Extracting device code¶
This section is focused on AOT support for Nvidia and AMD, but some of the tips can also be used for other targets.
Compiling directly to device assembly¶
Using the flags -fsycl-device-only -fsycl-device-obj=asm -S
you can instruct
the SYCL compiler to output the assembly for the device code. For example when
targeting Nvidia, the following command will output the device code PTX:
clang++ -fsycl -fsycl-targets=nvidia_gpu_sm_61 -fsycl-device-only -fsycl-device-obj=asm -S a.cpp -o a.ptx
Extract device binary from SYCL application¶
Using SYCL_DUMP_IMAGES
¶
The first way of extracting the device code is to run the application with the
environment SYCL_DUMP_IMAGES
set to 1
.
This will dump all the images available in the SYCL binary with names such as
sycl_amdgcn1.bin
and sycl_nvptx641.bin
.
These are target specific fat binaries from which the device code can then be extracted.
Using clang-offload-extract
¶
Instead of using the environment variable to dump the images, it is also
possible to extract them manually with clang-offload-extract
, assuming we have
a binary named main
:
# Extract bundled device binary from host ELF file
$ ./bin/clang-offload-extract main --output=extracted_main
This will output files such as extracted_main.0
, these extracted files are
target specific fat binaries from which the device code can then be extracted.

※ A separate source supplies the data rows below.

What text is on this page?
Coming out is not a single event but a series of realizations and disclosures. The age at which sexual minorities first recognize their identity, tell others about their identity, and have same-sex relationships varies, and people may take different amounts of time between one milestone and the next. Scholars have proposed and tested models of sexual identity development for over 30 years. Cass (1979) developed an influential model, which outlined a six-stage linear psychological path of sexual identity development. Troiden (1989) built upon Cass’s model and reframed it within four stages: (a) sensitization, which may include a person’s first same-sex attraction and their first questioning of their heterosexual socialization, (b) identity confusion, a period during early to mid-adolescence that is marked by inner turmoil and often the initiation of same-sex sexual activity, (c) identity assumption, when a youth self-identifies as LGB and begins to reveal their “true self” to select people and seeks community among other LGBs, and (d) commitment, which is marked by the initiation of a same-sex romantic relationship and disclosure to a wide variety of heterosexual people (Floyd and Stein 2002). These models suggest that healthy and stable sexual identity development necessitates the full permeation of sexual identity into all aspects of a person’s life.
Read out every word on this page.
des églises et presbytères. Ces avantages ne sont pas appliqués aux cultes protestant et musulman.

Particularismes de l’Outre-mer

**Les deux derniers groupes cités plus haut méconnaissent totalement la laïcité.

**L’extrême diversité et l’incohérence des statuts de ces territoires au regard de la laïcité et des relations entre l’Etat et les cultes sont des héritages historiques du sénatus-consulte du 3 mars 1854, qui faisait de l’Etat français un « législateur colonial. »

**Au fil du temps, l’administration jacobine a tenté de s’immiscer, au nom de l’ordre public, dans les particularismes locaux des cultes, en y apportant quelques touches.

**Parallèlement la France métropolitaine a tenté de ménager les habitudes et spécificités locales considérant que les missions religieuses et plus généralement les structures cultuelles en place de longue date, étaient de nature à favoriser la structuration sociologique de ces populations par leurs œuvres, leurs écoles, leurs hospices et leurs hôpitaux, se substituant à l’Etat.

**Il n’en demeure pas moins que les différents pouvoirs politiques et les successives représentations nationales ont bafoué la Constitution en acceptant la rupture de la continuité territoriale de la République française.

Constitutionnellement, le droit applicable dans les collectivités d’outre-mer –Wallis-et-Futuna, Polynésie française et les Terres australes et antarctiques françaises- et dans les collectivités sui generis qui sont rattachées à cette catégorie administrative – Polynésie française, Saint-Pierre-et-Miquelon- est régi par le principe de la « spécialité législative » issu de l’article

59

Extracting device code from target fat binaries¶
CUDA fat binaries¶
CUDA fat binaries can be analyzed with the
cuobjdump
tool provided in the CUDA toolkit . For example to extract PTX code, assuming a
CUDA fat binary named extracted_main.0
:
cuobjdump --dump-ptx extracted_main.0
The CUDA fat binaries also contain Nvidia SASS, which is generated for a specific GPU architecture, as opposed to PTX which is generic. And it can be extracted as follows:
cuobjdump -sass extraced_main.0
Note that by default this will generate SASS for sm_50
, the default DPC++ sm
version. If you want to generate SASS for sm_XX
you must compile the
original object code using -Xsycl-target-backend --cuda-gpu-arch=sm_XX
.
HIP fat binaries¶
HIP fat binaries are generated by clang and so the data inside can be extracted
by clang tools, for example assuming an AMD fat binary named extracted_main.0
,
containing gfx908
code, the extraction command would be:
# Extract specific device code from the bundle
$ ./bin/clang-offload-bundler --unbundle --type=o --targets=hipv4-amdgcn-amd-amdhsa--gfx908 --input=extracted_main.0 --output=device_main
This will extract the device code into device_main
, and it can then be
disassembled with llvm-objdump
as follows:
# Disassemble device code
$ ./bin/llvm-objdump -d device_main
The offload bundler step requires specifying the correct target to unbundle, this can be found by looking into the bundle file, it is a binary but the targets are in it as plain text, for example, using the same files as in the previous example:
$ strings extracted_main.0 | head -n 3
__CLANG_OFFLOAD_BUNDLE__
host-x86_64-unknown-linux
hipv4-amdgcn-amd-amdhsa--gfx908
In that case two binaries are present in the bundle and the --targets
flag of
the offload bundler to take either one of these triples.